Would Go to Jail

It is impressive to note how easily writers of the last two centuries would go to jail if they published today what they published a few decades ago. They would be fiercely persecuted, fiercely censored, and, unless saved by a very rare confluence of factors, would be prevented from writing and publishing. Dead, however, with a few exceptions, they remain tolerated, if not ignored. This highlights both the hysterical and authoritarian character of this century, and it has become more than ever preferable to remain anonymous.

Less the Man Than His State of Nerves

Style, says Brodsky, is less the man than his state of nerves. Very well observed!
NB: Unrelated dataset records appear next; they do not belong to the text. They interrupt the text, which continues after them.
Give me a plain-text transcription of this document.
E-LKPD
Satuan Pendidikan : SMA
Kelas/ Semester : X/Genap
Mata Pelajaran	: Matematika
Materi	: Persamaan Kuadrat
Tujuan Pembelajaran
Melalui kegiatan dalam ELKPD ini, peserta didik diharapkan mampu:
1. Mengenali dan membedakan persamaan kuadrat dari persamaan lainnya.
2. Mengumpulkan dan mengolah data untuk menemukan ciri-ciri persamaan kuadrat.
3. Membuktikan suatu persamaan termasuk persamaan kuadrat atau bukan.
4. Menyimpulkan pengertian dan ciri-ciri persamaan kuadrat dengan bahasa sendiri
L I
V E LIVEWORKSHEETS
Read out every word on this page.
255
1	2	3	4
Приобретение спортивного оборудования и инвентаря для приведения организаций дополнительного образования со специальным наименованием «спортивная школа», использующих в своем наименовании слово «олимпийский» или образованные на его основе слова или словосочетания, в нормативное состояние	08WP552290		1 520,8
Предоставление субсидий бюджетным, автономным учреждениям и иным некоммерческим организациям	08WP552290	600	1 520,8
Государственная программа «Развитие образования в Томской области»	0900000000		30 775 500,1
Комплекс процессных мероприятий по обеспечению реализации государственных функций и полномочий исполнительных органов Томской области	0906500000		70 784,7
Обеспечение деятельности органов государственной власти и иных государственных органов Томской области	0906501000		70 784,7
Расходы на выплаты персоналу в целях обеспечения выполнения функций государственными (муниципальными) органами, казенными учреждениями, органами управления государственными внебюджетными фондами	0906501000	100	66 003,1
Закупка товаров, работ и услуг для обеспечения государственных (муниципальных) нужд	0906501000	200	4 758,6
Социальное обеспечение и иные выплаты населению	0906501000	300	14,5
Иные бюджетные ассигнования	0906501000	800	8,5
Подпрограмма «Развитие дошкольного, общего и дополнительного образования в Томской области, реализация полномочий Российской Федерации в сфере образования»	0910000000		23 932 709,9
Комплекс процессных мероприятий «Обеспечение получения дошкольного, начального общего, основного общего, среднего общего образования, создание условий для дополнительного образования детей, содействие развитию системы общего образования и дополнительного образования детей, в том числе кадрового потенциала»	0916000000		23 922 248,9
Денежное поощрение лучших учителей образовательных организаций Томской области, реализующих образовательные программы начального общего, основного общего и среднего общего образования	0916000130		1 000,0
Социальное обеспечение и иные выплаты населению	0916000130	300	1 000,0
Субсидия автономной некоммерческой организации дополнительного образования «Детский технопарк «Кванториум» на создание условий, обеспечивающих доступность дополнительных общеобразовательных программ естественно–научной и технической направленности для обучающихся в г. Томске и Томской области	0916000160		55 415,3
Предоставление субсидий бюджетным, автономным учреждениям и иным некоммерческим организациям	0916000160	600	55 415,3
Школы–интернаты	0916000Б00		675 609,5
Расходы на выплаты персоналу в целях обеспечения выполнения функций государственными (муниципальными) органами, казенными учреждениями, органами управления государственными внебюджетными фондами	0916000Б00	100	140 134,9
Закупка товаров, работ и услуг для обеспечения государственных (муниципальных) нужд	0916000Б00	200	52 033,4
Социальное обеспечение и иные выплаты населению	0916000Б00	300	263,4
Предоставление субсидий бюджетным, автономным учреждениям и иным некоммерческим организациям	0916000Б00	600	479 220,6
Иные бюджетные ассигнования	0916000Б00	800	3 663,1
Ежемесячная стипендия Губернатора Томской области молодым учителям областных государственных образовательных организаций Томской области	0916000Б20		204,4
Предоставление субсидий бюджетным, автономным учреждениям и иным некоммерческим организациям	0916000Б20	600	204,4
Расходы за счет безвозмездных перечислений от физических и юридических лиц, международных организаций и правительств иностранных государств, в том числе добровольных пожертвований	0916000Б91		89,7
And it is possible to go a step further by saying that there is, in every writer, the man who lives and the man who writes—or, in other words, the man who thinks and the man who acts. Style is, to a great extent, the emotional and psychological effect triggered by the act of writing. The moralist is bitter because it is precisely bitterness that fills him when he writes about what he writes about. Likewise a grandiose style reveals a sense of grandeur. The poet is a feigner, says a verse by Pessoa—but only to a certain extent. Invariably, one can only express what one can feel.

What the Reader Seeks

Brodsky says something extremely true: what the reader seeks in literature is to read about himself. This justifies, on the reader’s part, literary preferences; on the writer’s part, it justifies his success or rejection. If we identify success with popularity, the most successful author will be the most popular, and it is easy to see that to be so, he will have to come closer than the others to the reality of the common individual. What the reader seeks, in short, is a book that could have been written by himself. And that says it all.

Originality Achieves Recognition More Quickly

In art and philosophy, originality achieves recognition more quickly than value. In philosophy, however, original ideas seem to guarantee longevity, and the more original they are, the more surely they guarantee it. The phenomenon is curious, because it occurs in spite of the value of the idea. This one, if original and even absurd, even if refuted a thousand times, always seems to deserve the generosity of a citation. In art, however, although originality makes noise, it invariably wears out with time. In art, a work only endures if, beyond originality, it retains something of value.